I am trying to recover loss of time and expenses that occurred when my partner was hit by a car and was left unable to get around.
Is there a legal path to recovering my loss from the insurance coverage rather than harass my friend?
If the loss in terms of time and income I derive from time worked vs off, is a significant portion of my livelihood, so I would like to make sure I have good advice as to what type of path to take to start to look for the right attorney.
Your use of the term "partner" isn't clear. Are you saying business associate or domestic partner?
Generally speaking the victim of the accident has a claim for bodily injuries, pain and suffering, medical expenses, wage loss and this can include supportive care with caretakers, drivers, etc. If you are rendering services for the victim then you have a claim agains the victim for payment. That's the same as a treating healthcare provider. You have no direct claim against the person or business who caused the injury.
If you are a domestic partner then you might have a claim for loss of consortium. That's for harm to the marital relationship caused by a serious injury to one of the spouses. That would go beyond just care taking. That's more in the nature of the loss of or a significant change in the relationship with a life partner.
If you find this answer helpful, please say so. This is a general response to a general question posted openly on-line. Answering this question does not create an attorney-client relationship or any obligation on the part of the attorney to take any action or respond further.
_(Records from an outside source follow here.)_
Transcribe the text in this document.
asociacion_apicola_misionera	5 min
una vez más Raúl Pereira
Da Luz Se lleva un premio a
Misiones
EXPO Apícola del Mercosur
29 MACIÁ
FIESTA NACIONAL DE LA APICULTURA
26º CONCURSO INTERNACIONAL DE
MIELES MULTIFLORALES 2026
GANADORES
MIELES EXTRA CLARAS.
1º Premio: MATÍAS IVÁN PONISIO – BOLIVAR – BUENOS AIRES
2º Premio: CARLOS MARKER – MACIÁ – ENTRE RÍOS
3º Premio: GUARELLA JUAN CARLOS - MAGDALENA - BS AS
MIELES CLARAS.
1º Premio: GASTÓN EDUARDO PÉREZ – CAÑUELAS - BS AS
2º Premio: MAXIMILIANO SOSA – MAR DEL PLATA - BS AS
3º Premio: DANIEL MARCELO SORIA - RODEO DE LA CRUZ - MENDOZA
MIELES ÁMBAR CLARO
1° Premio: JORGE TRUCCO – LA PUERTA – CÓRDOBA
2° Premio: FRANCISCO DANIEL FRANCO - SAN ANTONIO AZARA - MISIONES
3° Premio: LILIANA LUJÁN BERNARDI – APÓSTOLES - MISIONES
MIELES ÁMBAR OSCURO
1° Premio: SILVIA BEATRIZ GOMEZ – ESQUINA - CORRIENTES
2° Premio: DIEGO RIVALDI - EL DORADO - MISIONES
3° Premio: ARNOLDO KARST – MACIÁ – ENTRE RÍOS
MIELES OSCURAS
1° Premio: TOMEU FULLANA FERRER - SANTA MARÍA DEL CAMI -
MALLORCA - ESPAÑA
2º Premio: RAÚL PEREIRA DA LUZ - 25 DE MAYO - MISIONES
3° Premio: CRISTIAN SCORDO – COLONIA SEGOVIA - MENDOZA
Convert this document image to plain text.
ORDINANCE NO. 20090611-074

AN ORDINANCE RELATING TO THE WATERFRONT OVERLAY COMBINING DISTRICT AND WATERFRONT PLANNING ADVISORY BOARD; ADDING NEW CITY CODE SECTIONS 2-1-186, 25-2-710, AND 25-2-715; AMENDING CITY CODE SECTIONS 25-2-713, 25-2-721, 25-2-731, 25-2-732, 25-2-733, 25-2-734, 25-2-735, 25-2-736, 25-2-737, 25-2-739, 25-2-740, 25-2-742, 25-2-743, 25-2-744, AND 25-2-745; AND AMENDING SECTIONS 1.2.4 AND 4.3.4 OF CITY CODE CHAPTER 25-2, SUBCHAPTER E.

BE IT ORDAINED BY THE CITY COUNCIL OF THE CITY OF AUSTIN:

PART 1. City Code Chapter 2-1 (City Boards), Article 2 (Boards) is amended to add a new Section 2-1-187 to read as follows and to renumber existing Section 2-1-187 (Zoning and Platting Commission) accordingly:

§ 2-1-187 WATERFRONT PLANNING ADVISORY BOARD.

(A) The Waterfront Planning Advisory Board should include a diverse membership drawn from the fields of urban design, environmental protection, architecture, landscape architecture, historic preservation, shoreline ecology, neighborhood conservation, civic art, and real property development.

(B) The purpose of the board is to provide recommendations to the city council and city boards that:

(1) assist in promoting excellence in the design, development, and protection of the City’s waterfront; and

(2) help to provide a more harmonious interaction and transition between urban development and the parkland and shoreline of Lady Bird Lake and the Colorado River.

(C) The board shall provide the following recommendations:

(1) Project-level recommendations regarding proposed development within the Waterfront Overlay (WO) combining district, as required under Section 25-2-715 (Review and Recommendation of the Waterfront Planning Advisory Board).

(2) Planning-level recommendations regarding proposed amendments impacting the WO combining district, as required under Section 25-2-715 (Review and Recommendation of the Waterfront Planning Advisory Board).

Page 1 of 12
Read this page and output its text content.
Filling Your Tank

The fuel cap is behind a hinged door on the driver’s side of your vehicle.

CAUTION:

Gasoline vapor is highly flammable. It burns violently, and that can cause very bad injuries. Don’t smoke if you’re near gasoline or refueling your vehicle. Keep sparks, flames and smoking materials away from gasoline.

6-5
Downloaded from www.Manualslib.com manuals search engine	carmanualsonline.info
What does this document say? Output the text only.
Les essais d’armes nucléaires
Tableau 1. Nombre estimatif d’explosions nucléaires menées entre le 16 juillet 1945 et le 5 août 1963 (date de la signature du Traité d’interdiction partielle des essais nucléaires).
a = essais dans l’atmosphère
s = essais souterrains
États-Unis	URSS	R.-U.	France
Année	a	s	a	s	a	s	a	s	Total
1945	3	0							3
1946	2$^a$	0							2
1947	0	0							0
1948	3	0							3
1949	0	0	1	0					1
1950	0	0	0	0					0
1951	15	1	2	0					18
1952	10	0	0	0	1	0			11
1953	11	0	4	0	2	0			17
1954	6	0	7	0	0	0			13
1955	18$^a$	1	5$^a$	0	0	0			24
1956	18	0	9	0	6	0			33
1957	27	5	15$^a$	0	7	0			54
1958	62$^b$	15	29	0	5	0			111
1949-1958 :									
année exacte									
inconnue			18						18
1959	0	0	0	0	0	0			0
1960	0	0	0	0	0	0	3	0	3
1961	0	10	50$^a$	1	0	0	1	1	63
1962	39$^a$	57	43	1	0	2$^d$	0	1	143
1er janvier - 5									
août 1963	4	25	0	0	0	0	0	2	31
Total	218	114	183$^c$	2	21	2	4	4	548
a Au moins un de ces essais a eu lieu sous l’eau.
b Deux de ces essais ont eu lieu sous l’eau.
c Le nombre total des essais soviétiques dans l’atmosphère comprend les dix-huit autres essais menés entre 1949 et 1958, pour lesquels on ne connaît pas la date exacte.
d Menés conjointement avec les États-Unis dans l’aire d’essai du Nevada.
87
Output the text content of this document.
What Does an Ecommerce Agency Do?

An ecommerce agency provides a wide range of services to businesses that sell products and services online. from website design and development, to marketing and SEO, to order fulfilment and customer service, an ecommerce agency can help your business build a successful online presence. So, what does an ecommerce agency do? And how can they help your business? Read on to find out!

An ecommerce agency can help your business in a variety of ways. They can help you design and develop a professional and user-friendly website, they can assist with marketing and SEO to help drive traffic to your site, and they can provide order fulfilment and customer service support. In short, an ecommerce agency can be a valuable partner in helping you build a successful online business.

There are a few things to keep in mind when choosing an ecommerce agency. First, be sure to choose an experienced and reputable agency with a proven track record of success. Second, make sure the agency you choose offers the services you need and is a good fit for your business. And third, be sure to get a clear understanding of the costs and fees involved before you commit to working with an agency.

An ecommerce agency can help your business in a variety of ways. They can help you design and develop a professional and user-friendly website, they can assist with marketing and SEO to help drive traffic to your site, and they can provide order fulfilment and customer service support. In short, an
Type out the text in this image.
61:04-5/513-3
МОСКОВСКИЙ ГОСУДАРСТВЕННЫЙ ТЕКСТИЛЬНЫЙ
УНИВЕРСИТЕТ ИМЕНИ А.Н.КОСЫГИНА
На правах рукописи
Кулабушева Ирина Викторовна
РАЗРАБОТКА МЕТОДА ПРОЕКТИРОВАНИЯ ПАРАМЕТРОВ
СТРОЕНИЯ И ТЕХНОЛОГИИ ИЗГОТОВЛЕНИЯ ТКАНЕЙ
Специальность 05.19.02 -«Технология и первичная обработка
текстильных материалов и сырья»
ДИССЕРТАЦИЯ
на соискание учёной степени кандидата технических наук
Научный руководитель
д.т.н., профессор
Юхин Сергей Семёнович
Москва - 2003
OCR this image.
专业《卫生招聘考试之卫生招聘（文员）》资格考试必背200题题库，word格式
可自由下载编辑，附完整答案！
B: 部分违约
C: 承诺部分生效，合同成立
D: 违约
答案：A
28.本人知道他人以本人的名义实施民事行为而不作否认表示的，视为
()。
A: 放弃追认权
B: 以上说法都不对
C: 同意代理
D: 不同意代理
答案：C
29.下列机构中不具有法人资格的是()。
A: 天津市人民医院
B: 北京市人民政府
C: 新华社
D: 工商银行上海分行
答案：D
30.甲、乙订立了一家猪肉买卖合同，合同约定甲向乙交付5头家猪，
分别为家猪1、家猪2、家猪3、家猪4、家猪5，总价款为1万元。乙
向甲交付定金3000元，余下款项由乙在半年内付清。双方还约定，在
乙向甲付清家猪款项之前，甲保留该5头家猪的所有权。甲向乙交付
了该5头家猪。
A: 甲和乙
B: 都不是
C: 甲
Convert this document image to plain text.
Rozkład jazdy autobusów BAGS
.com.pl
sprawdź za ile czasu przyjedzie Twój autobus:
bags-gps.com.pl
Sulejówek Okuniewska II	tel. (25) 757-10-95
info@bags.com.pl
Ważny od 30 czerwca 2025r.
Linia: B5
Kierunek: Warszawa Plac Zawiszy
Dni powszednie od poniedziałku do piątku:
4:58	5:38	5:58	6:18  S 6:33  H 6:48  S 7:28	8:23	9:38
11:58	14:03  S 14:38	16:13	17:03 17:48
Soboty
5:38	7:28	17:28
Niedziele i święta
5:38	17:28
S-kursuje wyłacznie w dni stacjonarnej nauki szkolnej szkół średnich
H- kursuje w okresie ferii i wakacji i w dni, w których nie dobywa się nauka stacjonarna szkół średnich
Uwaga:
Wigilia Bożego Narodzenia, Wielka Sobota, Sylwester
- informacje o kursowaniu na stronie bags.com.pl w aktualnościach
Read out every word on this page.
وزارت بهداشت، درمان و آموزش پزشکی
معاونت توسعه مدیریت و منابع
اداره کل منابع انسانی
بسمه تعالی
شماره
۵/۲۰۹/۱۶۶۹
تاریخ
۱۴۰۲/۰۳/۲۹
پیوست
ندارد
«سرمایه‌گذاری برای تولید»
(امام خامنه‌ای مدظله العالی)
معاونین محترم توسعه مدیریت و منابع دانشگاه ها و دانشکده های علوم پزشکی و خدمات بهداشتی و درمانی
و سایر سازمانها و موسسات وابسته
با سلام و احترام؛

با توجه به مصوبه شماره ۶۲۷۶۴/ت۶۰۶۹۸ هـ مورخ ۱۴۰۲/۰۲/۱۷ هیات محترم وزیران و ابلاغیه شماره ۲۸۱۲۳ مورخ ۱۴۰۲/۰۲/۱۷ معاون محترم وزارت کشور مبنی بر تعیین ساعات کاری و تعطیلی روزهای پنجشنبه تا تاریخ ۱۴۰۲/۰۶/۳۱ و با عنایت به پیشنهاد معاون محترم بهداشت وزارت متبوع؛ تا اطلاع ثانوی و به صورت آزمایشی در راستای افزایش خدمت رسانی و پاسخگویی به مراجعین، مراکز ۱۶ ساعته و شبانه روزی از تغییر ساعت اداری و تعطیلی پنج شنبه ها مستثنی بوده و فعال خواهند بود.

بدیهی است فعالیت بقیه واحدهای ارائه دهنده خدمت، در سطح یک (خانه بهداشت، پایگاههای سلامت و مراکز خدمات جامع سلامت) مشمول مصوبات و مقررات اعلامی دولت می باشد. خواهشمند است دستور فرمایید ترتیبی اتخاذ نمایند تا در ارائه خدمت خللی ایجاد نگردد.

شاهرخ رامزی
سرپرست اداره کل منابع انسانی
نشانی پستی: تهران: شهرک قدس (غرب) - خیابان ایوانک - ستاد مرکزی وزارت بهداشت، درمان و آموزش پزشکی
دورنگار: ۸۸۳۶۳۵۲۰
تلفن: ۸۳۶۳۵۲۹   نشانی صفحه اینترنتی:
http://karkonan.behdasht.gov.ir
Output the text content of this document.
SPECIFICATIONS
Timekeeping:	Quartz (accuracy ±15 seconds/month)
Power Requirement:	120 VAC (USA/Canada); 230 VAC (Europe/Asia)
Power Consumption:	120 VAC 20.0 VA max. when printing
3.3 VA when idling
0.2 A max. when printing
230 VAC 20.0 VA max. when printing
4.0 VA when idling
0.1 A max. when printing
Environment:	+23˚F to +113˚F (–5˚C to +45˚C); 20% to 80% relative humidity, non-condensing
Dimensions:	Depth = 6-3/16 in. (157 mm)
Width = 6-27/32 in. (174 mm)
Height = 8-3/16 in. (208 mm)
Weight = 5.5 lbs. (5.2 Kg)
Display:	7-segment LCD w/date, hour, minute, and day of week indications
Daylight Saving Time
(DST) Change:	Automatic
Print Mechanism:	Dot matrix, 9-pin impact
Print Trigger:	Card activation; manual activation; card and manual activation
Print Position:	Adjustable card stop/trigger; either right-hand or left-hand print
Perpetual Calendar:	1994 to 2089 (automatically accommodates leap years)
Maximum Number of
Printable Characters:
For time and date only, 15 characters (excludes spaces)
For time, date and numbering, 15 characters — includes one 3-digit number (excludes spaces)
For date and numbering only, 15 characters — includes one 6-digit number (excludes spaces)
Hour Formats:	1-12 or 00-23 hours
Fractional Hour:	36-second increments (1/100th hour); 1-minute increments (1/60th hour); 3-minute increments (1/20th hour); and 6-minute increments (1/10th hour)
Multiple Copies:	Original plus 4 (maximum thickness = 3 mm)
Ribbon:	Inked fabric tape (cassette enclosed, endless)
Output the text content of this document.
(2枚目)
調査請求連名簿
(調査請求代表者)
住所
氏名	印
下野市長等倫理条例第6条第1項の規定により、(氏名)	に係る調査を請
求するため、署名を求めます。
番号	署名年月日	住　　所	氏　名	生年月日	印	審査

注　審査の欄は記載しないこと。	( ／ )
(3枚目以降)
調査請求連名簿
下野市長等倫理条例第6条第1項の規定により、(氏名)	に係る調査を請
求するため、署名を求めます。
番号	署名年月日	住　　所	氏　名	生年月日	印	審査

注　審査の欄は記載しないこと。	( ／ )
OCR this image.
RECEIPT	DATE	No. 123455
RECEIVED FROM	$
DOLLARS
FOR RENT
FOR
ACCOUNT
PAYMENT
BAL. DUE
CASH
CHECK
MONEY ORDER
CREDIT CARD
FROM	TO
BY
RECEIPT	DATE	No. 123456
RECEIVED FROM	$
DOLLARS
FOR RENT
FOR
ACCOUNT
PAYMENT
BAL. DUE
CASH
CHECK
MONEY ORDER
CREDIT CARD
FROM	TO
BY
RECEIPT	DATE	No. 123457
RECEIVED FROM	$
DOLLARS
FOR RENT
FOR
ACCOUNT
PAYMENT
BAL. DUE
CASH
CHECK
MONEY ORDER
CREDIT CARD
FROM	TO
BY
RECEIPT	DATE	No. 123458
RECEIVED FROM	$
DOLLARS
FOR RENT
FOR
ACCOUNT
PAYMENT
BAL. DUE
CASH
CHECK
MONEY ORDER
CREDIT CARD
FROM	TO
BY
There are often deadlines, time limits and procedures which must be followed to enforce legal rights or handle a case. The failure to take appropriate action as provided by law may lead to the loss of rights. If you would like to hire Mr. Bradley you will need to arrange a consultation and enter into a written fee agreement with him.
You will not have a claim to make against either the insurance carrier or the at fault person. Unfortunately, your only claim would be for services rendered to your partner, the victim. Your partner would be able to try and make a claim for the services rendered; however, they may get denied by the insurance carrier unless you are a licensed health care worker, etc. If you make a demand for payment from your partner, I recommend that your partner hires an attorney to evaluate what types of services are likely to obtain coverage by the insurance carrier.